Dios y el Demonio quedaron para charlar en un bar que había no demasiado lejos de El Limbo.
-Tengo problemas en el cielo –empezó Dios intentando romper el hielo-. Los ángeles están ociosos todo el día y, como se aburren, han empezado a envidiarse en tonterías, a murmurar entre ellos, a hacer corrillos, a creer… -y Dios suspiró con resignación- que el sitio en el que están no puede ser El Cielo que les prometí o que ellos creen que se merecen.
El Demonio asintió.
-Te comprendo perfectamente. Algo parecido me está ocurriendo a mí.

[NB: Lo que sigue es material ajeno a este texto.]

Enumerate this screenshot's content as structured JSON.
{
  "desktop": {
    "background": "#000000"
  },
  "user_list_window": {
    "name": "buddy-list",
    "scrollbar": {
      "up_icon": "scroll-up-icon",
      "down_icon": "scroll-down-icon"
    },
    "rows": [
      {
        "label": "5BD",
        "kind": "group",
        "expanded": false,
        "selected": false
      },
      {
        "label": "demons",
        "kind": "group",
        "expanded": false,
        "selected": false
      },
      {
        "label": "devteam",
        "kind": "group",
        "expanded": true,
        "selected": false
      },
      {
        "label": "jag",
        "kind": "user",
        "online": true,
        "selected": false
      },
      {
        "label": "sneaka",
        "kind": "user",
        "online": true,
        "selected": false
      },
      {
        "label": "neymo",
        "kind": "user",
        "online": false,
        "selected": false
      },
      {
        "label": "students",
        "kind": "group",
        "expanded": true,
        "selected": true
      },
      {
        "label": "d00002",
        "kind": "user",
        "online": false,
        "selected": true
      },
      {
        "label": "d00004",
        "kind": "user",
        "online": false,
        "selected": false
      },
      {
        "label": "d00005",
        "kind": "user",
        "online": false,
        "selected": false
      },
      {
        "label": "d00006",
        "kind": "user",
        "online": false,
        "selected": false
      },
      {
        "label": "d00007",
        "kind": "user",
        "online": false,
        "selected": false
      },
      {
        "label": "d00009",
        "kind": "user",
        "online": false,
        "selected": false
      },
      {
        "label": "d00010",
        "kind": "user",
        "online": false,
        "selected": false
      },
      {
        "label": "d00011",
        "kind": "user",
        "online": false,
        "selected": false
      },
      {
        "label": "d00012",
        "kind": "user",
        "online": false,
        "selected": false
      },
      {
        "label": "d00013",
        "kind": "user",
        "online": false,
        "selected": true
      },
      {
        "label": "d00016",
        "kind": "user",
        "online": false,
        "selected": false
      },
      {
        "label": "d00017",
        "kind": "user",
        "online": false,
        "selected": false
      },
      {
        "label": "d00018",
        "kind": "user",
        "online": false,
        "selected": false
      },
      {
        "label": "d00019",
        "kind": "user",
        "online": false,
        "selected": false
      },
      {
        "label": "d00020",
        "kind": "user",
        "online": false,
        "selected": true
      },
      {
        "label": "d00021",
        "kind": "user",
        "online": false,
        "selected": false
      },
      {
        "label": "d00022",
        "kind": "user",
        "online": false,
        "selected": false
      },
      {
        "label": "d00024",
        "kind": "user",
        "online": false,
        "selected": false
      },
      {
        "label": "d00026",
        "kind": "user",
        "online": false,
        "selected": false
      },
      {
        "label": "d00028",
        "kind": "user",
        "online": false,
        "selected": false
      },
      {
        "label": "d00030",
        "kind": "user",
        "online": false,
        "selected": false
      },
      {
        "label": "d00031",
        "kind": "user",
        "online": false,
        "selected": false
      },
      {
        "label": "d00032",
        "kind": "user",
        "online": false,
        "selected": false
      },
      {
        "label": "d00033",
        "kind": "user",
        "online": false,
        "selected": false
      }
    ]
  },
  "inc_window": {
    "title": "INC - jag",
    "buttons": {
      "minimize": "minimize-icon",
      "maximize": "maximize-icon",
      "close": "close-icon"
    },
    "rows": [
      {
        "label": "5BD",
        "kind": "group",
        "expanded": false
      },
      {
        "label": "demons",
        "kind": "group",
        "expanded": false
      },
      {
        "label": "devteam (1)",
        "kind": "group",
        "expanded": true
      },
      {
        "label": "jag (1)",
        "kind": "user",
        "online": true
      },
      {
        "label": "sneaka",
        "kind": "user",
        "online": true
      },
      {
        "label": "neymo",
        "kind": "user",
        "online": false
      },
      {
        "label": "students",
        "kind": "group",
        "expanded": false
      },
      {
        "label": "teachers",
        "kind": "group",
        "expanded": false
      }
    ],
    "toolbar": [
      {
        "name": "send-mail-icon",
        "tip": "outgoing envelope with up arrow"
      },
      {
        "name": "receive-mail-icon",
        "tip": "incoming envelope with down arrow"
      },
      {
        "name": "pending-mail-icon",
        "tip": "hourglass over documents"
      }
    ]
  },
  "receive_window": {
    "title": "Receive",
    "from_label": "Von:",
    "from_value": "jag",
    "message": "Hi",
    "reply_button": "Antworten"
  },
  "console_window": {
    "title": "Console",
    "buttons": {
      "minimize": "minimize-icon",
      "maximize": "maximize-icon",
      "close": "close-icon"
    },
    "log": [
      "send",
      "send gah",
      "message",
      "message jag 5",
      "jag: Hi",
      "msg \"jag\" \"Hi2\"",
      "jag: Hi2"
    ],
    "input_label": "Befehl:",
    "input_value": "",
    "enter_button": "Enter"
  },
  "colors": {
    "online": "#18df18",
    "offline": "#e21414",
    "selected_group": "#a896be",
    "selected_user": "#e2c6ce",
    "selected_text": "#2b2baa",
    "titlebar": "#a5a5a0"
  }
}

Tras siglos de llamas y latigazos, de torturas de todo tipo, mis condenados se han acostumbrado hasta tal punto al dolor y al sufrimiento que hay algunos que …-tampoco a él le gustaba lo que iba a decir a continuación- cuestionan el modo en que gestiono El Infierno, incluso… -añadió bajando aún más la voz-… incluso algunos no dudan en reírse de mí y de lo que llaman “mis malignas habilidades”.
Se hizo entonces el silencio.
Si la solución existía, desde luego, no sería fácil encontrarla.
-La naturaleza humana es lo que tiene –comentó Dios por decir algo.
-Y la nuestra, no lo olvides –apostilló el Demonio-. Toda la eternidad peleándonos por alguien como ellos.